Avant d’être jetée en prison, je ne connaissais rien en dehors de mon village. Dans mon monde, les chrétiens vont rarement à l’école, et comme j’ai grandi à la campagne, je ne voyais rien d’autre que les champs et mes voisins musulmans qui travaillaient la terre. Je ne suis pas instruite, mais j’ai vite compris qu’eux non plus n’étaient pas plus renseignés que moi. Eux connaissent le Coran et moi la Bible. Pour moi, les extrémistes islamistes sont méchants, mais pas particulièrement avec les chrétiens. Ils effraient aussi les musulmans qui doivent tenir une ligne de conduite stricte par rapport au Coran. Les islamistes ne sont pas représentatifs, d’ailleurs on n’en croise pas à tous les coins de rue, mais ils dictent leur volonté au Parlement, leur influence est terrible parce que tout le monde les craint, même les ministres et le président. Tout le monde est désemparé face à eux, parce qu’ils n’hésitent pas à mettre des bombes ou à s’allier avec les talibans pour tuer et se tuer au nom d’Allah. D’ailleurs, les juges du tribunal de Nankana et de la Haute Cour de Lahore ont dû avoir peur d’eux pour me condamner à la peine capitale.
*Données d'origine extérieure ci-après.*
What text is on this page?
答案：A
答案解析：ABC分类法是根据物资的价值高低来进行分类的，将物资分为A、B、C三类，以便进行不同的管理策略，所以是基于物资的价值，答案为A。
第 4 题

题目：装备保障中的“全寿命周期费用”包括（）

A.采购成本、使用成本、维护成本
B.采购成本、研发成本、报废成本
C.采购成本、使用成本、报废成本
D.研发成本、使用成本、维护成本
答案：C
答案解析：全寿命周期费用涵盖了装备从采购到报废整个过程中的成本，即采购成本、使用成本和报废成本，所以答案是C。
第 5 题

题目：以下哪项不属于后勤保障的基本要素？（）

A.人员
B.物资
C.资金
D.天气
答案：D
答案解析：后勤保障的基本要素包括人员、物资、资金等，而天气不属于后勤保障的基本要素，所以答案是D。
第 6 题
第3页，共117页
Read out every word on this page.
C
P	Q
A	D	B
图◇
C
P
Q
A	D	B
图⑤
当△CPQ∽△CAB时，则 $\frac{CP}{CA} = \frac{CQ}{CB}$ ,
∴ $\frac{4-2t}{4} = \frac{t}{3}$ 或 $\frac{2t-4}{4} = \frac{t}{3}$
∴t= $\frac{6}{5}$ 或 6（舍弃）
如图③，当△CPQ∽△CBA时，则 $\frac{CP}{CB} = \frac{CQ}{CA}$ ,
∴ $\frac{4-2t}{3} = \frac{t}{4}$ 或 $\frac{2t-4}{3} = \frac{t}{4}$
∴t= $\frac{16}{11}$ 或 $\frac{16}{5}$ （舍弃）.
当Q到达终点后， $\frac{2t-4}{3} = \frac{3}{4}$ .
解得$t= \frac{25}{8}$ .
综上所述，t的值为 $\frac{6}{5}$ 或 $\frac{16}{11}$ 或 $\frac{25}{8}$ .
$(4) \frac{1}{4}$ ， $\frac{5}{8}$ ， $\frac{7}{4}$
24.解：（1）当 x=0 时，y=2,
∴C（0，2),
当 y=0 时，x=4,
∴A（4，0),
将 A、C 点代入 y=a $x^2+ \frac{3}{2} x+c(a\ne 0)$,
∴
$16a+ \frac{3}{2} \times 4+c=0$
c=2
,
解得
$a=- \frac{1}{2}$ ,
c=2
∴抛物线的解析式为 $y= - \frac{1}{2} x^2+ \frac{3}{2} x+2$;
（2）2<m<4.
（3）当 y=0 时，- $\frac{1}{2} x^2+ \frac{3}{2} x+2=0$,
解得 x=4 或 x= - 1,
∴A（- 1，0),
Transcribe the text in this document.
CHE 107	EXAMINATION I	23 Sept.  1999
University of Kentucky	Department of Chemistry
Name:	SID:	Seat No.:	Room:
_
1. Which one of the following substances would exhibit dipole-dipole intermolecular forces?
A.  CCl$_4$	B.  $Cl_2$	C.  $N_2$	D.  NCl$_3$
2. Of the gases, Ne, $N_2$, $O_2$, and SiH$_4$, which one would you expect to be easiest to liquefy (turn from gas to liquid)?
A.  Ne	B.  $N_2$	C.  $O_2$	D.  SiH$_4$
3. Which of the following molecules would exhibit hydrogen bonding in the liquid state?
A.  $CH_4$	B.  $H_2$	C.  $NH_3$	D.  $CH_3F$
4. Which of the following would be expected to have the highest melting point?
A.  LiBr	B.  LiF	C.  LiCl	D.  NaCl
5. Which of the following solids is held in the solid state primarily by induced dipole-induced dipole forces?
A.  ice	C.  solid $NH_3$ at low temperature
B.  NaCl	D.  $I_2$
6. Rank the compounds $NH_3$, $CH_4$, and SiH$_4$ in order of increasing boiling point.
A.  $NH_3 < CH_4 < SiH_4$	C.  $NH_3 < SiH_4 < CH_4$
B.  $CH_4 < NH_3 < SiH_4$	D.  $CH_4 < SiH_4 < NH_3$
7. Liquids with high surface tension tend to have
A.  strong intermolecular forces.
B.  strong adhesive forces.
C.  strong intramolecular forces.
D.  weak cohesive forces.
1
Je suis fière d’être catholique. Avec les protestants, il paraît que nous représentons moins de 2 % de la population. Nous ne sommes pas perçus comme une menace, mais nous ne sommes pas considérés comme des êtres respectables. Ou plutôt, on se méfie de nous, car nous ne croyons pas en leur Dieu, Allah. Quand nous faisons nos papiers d’identité, nous sommes obligés de déclarer notre religion. Notre passeport a aussi une couleur particulière, il est noir. Avant même de l’ouvrir, on sait tout de suite que nous sommes chrétiens. C’est comme si on nous mettait une marque au milieu du visage et, au Pakistan, ce n’est pas un avantage. Notre communauté souffre de toutes sortes de mépris et cette attitude a toujours été ancrée dans les esprits : nous sommes d’ailleurs surnommés chouri, un surnom extrêmement dévalorisant, insultant même, qui désigne « celui qui nettoie les toilettes ». La grande majorité des chrétiens est donc cantonnée au nettoyage de la rue et, à la campagne, il est difficile de posséder des terres, car les musulmans refusent de nous vendre leurs graines de semence à un prix normal. Pour nous, c’est beaucoup plus cher.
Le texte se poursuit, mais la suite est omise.